Fair play to Andrew Marr for giving a more rounded view of Tony Blair’s book than will come over from the screaming headlines. What is coming through from the small number of people who have actually read the book is a sense of its richness, its capacity to surprise, its candour and breadth.

Though A Journey is bound to be a best-seller, far more people will read and hear about it than will read it. And though the screaming headlines may be justified by concentrating on one part of the book at one time, in a memoir as large and significant as that written by a former prime minister, it really is important to see that broader, fuller context.

So Marr, who has both read the book and interviewed TB on its contents for a BBC programme going out tonight, was right to point to that broader context, not least in saying that TB at times ‘bends over backwards’ to be fair to GB. It was a complex relationship and this is a complex story, which TB does not try to simplify.

So much has already been said about the TB-GB relationship, and in many ways TB’s version confirms a well known outline – their extraordinary closeness early on, the difficulties arising from TB becoming leader when John Smith died, the big achievements often made together, a lot of tension, not always creative, then the final, rather sad and destructive period which led to TB’s departure from office. But it is important to remember the good along the way as well as the unpleasantness.

Andrew Marr was right too to point up the self-revelatory intimacy of this book,  from his admission of fear at becoming PM in the opening pages, his terror of PMQs, his manipulative tendencies, his emotional ups and downs, his agonising over Iraq, his worries that he was occasionally drinking too much (that DID come as a surprise, though as John Reid pointed out this morning, where he comes from, budgies drink more than TB was).

Most of all A Journey gives a very good sense of what it was like to have been Prime Minister through an extraordinary period of history. There are some really important insights in there, about leadership, about the changes taking place in the world, about the characters and themes shaping them.
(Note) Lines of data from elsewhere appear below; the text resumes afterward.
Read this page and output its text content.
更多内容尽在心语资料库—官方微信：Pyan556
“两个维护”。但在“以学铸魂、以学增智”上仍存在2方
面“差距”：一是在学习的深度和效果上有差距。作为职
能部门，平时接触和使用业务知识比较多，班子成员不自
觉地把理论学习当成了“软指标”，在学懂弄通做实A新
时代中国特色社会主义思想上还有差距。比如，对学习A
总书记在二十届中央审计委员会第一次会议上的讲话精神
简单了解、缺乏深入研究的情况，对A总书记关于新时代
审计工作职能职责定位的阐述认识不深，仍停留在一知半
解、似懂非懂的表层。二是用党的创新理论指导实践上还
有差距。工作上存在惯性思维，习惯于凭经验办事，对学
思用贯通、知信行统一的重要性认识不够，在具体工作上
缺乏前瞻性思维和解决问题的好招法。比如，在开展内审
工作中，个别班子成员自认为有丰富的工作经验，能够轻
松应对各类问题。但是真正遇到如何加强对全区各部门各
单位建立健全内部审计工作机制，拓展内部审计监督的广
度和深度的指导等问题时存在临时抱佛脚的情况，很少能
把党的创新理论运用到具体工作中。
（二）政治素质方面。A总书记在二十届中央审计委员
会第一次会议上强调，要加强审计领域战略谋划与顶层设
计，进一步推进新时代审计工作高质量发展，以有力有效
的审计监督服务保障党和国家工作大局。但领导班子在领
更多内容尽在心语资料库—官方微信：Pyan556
I see from the Guardian online coverage – they too had had prior access to the book – that one of their headlines concerned TB’s reference to my having ‘great clanking balls’ which produced some funny stuff on twitter last night.

As with GB, so with many others, me included, you can go to one part of the book and find praise and flattery (I think TB’s view of great clanking balls goes in that category) go to another and tougher assessments are made. Tony Livesey on Five Live asked me if I was hurt that he had described me as a ‘mad axeman’ (he had by then only read the Telegraph). If memory serves me right TB was referring to a period long after I had left, when the media were even worse than when I had been there, and suggested had I still been in Number 10 I’d have gone at them like a mad axeman. Figure of speechish rather than AC is a mad axeman… I think.
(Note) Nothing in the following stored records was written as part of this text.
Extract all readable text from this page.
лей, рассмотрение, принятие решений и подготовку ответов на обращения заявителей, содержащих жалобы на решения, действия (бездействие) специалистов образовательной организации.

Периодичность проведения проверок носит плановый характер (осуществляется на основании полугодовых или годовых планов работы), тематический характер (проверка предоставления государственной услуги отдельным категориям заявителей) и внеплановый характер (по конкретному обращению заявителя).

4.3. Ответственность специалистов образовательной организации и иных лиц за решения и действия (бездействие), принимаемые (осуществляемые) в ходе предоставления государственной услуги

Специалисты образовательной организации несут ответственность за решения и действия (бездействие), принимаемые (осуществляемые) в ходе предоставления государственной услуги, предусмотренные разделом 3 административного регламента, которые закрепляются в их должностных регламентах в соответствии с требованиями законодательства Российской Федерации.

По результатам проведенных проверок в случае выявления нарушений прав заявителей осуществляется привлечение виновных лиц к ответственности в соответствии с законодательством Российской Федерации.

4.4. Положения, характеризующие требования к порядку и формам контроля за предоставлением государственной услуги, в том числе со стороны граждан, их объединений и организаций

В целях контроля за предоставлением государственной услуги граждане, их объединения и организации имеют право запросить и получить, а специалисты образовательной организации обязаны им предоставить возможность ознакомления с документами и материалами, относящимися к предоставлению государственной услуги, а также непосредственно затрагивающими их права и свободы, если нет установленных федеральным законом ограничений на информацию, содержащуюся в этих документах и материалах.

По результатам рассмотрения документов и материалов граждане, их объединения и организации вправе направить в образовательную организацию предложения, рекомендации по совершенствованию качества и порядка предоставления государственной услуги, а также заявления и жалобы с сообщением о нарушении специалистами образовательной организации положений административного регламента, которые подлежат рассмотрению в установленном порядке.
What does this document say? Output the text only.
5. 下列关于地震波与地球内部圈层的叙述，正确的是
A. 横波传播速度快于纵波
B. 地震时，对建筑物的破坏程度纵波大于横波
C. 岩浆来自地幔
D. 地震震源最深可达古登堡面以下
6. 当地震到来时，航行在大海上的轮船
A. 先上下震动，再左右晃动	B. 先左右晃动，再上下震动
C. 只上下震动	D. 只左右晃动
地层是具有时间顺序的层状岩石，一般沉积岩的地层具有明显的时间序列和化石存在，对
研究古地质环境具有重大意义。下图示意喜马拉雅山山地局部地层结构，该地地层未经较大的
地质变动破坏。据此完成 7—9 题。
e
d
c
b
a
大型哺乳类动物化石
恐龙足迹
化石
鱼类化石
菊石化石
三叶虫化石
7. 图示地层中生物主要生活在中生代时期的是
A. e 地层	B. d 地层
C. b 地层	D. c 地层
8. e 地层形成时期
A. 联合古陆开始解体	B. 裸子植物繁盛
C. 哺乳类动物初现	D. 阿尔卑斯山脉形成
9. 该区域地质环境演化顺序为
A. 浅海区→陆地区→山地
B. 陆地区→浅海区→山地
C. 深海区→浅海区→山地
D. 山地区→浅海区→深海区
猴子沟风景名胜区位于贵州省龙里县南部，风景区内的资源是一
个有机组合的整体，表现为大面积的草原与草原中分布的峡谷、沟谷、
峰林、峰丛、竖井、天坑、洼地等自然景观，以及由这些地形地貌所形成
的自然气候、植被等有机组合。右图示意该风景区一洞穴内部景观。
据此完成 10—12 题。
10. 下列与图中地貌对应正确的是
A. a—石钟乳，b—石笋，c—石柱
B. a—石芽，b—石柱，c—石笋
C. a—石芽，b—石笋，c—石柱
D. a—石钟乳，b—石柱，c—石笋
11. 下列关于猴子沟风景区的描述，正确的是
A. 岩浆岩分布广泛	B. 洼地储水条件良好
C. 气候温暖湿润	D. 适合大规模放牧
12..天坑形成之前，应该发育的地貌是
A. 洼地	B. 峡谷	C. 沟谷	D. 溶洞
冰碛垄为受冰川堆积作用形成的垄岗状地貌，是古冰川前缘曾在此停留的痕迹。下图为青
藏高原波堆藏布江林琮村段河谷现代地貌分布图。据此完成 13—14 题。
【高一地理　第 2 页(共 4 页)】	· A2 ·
He has some very nice things to say along the way. But, as Andrew Marr also rightly pointed out, this is very much his story and, he always was the main man, whatever the different strands of advice and pressure going in his direction. The reaction his book is generating confirms him as Britain’s biggest political figure since Thatcher, and the responses he provokes are if anything more intense. One thing I am sure of – he has written a more interesting memoir than Maggie’s.

— one small point to make. Some are trying to say that TB deliberately timed this to coincide with the Labour leadership ballot papers going out. I know for a fact he didn’t, and would rather it could have been published on a different day. But the date was set before the leadership timetable was – and bear in mind it is being published in many countries and several languages simultaneously, which is not that easy to unplug.

— final point to broadcasters asking for interviews. Not doing any right now.